Not Every Part is the Fun Part
Mila Villasana

Not Every Part is the Fun Part

by Emma H. Rehm

The road to Piedra Blanca was deeply sandy, and we hardly stopped because it’s so hard to restart on sand. My companions were my partner, Q, and our beloved friend Sara — all of us mountain bikers and tenderhearted dirtbags from Pittsburgh, Pennsylvania. In those long stretches of loose sand, each of us took turns leading to pack down a track for the others to ride in. It’s a very particular kind of moving meditation, pedaling slowly and gently but consistently, never stopping. When it goes well, and you find the rhythm and pace, you can lock into a beautiful blissed-out state. But when you’re overheated or anxious or cranky or agitated, it’s so hard to find peace, which means it’s harder to stay in the track, and any time you waver off the line, your wheel sinks in the sand and you have to start all over again, making you crankier and more agitated. So you learn: find peace; stay on the line; don’t hurry, but don’t stop.

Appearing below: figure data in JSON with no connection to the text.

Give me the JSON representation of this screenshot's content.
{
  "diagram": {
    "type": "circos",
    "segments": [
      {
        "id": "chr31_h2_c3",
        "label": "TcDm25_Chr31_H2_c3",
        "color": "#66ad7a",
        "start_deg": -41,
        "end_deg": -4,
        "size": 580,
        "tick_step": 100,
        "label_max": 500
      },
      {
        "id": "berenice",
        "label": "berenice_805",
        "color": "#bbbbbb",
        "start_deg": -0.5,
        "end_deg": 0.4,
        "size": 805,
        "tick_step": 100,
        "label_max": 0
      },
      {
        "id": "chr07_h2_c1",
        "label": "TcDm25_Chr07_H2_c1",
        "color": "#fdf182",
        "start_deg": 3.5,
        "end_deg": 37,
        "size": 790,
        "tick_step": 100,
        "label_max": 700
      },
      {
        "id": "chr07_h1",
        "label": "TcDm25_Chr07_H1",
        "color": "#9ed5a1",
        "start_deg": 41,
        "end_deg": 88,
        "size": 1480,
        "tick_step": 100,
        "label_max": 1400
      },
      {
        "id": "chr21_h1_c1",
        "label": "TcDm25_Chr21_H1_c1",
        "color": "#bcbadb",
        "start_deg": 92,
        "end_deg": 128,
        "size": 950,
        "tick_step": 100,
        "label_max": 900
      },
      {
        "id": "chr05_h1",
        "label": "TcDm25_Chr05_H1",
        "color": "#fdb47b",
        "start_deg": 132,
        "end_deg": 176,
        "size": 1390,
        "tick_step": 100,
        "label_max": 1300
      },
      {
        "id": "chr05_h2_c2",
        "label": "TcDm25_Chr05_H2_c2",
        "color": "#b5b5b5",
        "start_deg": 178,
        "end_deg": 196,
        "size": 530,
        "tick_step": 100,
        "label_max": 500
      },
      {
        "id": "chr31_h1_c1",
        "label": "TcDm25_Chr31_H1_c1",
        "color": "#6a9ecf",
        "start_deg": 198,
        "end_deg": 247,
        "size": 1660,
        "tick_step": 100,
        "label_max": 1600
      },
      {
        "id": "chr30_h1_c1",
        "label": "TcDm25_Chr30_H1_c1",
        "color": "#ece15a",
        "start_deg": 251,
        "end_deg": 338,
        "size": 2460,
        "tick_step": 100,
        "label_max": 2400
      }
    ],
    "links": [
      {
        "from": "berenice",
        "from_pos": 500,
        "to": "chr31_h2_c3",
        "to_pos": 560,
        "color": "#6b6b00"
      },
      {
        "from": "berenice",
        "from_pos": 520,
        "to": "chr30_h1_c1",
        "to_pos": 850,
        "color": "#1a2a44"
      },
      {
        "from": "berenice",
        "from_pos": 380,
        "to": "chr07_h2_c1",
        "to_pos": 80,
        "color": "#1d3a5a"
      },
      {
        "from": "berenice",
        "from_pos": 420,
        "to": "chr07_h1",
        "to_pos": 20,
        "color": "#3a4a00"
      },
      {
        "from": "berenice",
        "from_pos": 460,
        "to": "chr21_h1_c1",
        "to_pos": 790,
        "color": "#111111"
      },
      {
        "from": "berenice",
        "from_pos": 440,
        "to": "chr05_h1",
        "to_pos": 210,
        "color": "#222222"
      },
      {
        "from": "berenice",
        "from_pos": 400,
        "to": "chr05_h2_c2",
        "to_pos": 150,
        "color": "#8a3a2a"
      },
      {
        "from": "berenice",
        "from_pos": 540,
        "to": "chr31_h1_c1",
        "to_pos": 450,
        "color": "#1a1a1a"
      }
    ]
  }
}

The sand eased up in the morning, but my brain didn’t switch back over to “stopping is okay” mode as the road became deeply washboarded for miles and miles. The washboards wore on my wrists and the vibration made me nauseous. Q and Sara had no trouble riding them and cruised ahead of me. Sand is arduous, washboards are taxing, and the combination is a special kind of grueling, but, “At least it cushions the blow,” said Sara.

I pushed to keep up, getting more queasy and dizzy and headachey by the mile. They stopped and I eventually caught up, looking fairly awful. Q asked if I was doing okay, and this tiny gesture of kindness opened the door for three tears to slide down my cheek.

“No!” I said. “I think I’m going to throw up!”

All I had to do was stop, let some air out of my tires, and ride as slowly as I’ve ever ridden in my entire life. I didn’t throw up.

On a sign in the middle of nowhere that maybe once had listed a town or ranch name but was now completely covered with stickers on both sides, one stood out: the black one that read, “F!%# Cancer.” Carol will love this!, I thought. Just before I left Pittsburgh for this trip, she and I had taken a double middle-finger selfie, because cancer is the worst.

As soon as we got to Mulegé and back into cell service, I texted the photo to her. Ten minutes later, I received an email saying she had died earlier that day.

She’d promised me she would do her best to still be alive when I got back, and I know she did her very best.  

On a sign in the middle of nowhere that maybe once had listed a town or ranch name but was now completely covered with stickers on both sides, one stood out: the black one that read, “F!%# Cancer.”

I had crazy violent nightmares the night before we left Constitución, and in the morning I was exhausted and emotionally fragile. The first thing to do was ride through the dump, a literal burning trash fire. I was spent and still oblivious to the impact of grief on my body. Some lessons don’t come quickly.

I can ride rocks for days, but I can’t handle a flat road, or a straight road, or washboards. Individually, they are all so hard for me. Together, they are my kryptonite. As we exited the dump, we turned onto a straight, flat, washboard road of misery for miles. I stopped to stretch, and when I folded over, more tears fell out of my face. I rage-sobbed in the middle of the road.

We finally turned onto a different road, a wiggly, chunky, wonderful one, probably only a quarter-mile long, before turning onto another straight road. This time, though, some unknown switch tripped in my brain and my body. I felt myself riding stronger, feeling less pathetic. Not every part is the fun part, but that’s okay — I know how to suffer, I know how to struggle.

Q caught up with me and said, “Remember that time you were feeling all punked out and having a hard time keeping up, and then we turned onto a different road and you screamed, ‘I AM A MOTHERF!%#@R!’ and took off and left us in the dust?”

Is that what happened? I guess it could be.

I knew at some point there would have to be a curve in the road — a bend, a hook, a gentle rise, anything — and I was going to find it. I was going to ride straight on through, no stops until I got there, however far away it was.